Об этом хозяин игрового зала рассказывал кому-то из завсегдатаев: "Эта братия все мелкой торговлишкой промышляет, даже толком не понимают, зачем им кооператив…". Отец вспомнил, что в правлении этого кооператива у него есть знакомые, и тут же его осенило: нужно всем скинуться и найти какой-нибудь пустырь, чтобы хранить там старые машины.
Я не знаю, как отец нашел в Осаке участок в полторы тысячи цубо и умудрился договориться с хозяином, но в конце концов ему удалось добиться, чтобы кооператив выделил деньги на аренду.

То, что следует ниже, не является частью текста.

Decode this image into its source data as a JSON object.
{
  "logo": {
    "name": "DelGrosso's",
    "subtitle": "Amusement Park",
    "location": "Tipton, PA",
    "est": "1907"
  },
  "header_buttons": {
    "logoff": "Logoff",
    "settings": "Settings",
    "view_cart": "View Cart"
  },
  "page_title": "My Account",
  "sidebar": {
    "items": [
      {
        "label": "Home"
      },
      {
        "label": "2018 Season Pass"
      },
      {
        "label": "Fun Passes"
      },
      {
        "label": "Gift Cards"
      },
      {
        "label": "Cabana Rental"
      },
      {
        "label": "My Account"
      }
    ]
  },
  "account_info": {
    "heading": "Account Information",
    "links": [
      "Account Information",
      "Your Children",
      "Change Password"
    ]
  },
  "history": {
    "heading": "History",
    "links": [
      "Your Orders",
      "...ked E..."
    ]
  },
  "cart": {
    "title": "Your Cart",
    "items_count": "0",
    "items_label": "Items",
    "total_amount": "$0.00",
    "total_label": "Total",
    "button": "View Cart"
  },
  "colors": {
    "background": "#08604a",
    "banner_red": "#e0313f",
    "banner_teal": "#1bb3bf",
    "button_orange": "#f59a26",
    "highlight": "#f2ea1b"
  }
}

Для матери, уставшей от постоянного безденежья, от непутевого гуляки-мужа, который каждый раз затевал новое дело и тут же бросал, после чего ему приходилось скрываться от кредиторов, это был подарок судьбы. Радость на ее лице, когда она брала эти деньги, передалась даже мне, и я, не помня себя от ликования, несколько раз сделал сальто.
Мать улыбаясь смотрела на меня, прижимая к груди деньги, и дрожащим голосом сказала: "На нашего папку в трудный момент все-таки можно положиться…".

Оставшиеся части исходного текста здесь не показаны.